One of the key features of the Tor network is censorship resistance. Being able to access the Tor network allows you to access information and websites that, due to the way the network is built, cannot be easily removed. This is a good thing for dissidents in censorship regimes or whistleblowers trying to get privileged information to reporters: the services they rely on will be available even when their opponents don’t want them to. However, this is a double-sided coin – in this case, malware is also able to direct victims’ devices to C&C servers in a way that cannot be shut down. There is no way to have one without the other and keep the integrity of the network intact. In this case the clearnet domain was probably switched off after notification and the malware operator then spun up another domain under without much disruption to malware command and control. In these cases, reporting malicious C&C domains seems like a game of wack-a-mole: as soon as you take down one, the next one pops up.

In the file com/ombththz/ufqsuqx/bot/ we see an interesting method run()which loads a phase 2 payload from the admin C&C url path /payload. That is a dex File that can be decoded jadx to an App ID of com.fbdevs.payload. Unfortunately, for our analysis, this file contains mostly uninteresting and non-malicious code.

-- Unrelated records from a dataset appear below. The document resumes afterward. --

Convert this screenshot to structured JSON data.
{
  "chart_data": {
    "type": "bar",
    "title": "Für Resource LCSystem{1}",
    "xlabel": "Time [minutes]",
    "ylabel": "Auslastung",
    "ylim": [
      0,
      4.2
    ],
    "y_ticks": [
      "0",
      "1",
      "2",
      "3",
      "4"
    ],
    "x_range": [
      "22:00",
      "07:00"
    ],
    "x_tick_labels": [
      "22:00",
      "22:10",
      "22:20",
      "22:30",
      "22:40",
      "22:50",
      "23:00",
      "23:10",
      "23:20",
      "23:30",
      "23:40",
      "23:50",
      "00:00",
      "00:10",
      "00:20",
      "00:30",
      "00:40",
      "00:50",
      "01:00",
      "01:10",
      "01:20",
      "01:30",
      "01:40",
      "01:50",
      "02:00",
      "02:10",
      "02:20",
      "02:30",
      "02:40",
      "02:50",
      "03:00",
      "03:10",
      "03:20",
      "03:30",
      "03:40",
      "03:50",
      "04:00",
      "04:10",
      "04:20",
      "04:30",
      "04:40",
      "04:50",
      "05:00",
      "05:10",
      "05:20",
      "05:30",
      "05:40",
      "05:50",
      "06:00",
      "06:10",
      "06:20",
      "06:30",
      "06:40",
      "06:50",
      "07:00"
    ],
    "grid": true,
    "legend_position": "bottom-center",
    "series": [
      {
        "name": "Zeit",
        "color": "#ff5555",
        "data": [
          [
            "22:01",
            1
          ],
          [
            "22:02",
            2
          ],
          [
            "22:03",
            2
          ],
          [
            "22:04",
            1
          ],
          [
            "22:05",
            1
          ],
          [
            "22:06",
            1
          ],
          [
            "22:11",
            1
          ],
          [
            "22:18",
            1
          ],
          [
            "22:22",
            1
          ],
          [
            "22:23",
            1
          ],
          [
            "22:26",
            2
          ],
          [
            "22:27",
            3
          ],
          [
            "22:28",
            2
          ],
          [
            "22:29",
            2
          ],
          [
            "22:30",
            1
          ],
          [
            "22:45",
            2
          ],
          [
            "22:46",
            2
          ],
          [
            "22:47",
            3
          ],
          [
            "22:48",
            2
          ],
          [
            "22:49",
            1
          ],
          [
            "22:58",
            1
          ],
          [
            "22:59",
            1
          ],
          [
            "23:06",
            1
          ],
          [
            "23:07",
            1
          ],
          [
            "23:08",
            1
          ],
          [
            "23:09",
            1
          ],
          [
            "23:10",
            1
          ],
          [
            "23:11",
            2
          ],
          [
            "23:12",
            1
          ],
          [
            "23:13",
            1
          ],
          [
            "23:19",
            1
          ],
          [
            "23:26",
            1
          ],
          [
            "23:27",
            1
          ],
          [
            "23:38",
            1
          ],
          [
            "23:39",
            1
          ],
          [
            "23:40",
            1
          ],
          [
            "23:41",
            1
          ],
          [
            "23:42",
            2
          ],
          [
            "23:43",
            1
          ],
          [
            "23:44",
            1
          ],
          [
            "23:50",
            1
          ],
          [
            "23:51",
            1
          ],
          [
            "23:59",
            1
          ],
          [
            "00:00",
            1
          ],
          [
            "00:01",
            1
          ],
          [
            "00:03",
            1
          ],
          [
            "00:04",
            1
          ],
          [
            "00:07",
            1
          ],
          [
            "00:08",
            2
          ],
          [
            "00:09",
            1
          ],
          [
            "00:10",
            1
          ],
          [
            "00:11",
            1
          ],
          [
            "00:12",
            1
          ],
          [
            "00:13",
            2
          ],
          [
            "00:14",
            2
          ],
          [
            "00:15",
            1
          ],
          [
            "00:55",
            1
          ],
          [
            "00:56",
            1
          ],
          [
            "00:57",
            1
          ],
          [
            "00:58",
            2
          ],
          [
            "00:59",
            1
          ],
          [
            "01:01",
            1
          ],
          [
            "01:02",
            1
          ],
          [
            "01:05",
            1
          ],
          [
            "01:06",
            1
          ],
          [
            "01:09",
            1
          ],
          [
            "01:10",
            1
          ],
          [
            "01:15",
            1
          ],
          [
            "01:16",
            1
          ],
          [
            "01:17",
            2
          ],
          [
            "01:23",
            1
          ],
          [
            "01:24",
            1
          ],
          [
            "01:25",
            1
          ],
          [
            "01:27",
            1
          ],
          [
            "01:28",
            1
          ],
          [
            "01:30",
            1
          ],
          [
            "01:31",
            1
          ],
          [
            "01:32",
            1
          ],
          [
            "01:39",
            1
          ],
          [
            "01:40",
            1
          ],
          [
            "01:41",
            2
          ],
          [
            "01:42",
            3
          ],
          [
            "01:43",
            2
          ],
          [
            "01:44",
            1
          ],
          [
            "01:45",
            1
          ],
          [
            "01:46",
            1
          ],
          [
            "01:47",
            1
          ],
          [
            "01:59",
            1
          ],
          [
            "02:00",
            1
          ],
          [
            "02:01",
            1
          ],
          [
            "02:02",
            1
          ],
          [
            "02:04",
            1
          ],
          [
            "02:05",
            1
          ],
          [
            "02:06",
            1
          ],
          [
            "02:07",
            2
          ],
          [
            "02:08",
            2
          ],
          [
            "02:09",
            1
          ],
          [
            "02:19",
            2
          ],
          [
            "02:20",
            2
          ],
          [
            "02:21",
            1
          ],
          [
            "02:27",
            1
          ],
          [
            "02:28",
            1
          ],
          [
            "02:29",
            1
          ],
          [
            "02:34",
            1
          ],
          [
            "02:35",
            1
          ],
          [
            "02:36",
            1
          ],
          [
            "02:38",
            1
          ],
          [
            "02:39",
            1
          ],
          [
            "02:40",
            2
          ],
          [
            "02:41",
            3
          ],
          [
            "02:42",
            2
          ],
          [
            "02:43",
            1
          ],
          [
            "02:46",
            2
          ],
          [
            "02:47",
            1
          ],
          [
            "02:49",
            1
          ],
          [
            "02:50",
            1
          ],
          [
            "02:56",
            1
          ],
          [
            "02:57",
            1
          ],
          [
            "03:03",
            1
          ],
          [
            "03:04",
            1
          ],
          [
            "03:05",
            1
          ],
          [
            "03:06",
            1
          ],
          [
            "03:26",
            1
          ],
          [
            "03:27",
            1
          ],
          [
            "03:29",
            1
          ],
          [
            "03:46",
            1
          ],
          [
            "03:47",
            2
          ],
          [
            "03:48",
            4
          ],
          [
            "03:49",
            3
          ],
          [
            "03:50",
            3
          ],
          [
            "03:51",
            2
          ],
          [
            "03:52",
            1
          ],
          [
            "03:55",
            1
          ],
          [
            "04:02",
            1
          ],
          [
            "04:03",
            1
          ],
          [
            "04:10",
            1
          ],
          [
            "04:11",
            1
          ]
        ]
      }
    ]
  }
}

With view on om/ombththz/ufqsuqx/bot/components/ Path, many of the components appear to be inherited directly from Android BianLian Malware whose excellent analysis can be found here. One of the components that was not included in this previous iteration is under the socks5 Path that opens a proxy server to a specific host to receive commands and launch attacks. All components are activated and controlled by the C&C server via a Firebase Cloud Messaging (FCM) connection, allowing messages for specific devices.

fight against malware

Despite relatively state-of-the-art techniques employed to thwart analysis, some powerful, publicly available, open-source tools were used to break the flow of control and reverse-engineer this sample. More sophisticated malware detects hardware profiles and can determine that it is running in an emulator and change its behavior to further hide its core functionality. Still others deploy malicious code in lower-stage payloads to further bury its true behavior. However, this example shows how a few simple steps can be taken to peel back these layers to eventually discover the flow of control of a new class of malware. In the future, other samples in this class can be analyzed in the same way to track changes in the ecosystem and how malware authors respond to attempts to mitigate their effectiveness.

Analyzing malware and tracking its evolution is important to combat it. This not only leads to better signatures for using and protecting users from antivirus software, but also helps us to understand what protections are required at the operating system level and provides recommendations for platform security. At times, this can result in C&C servers being shut down, giving the botnets’ targets a much-needed respite. And finally, it gives users visibility into the software running on their devices so they can take back control.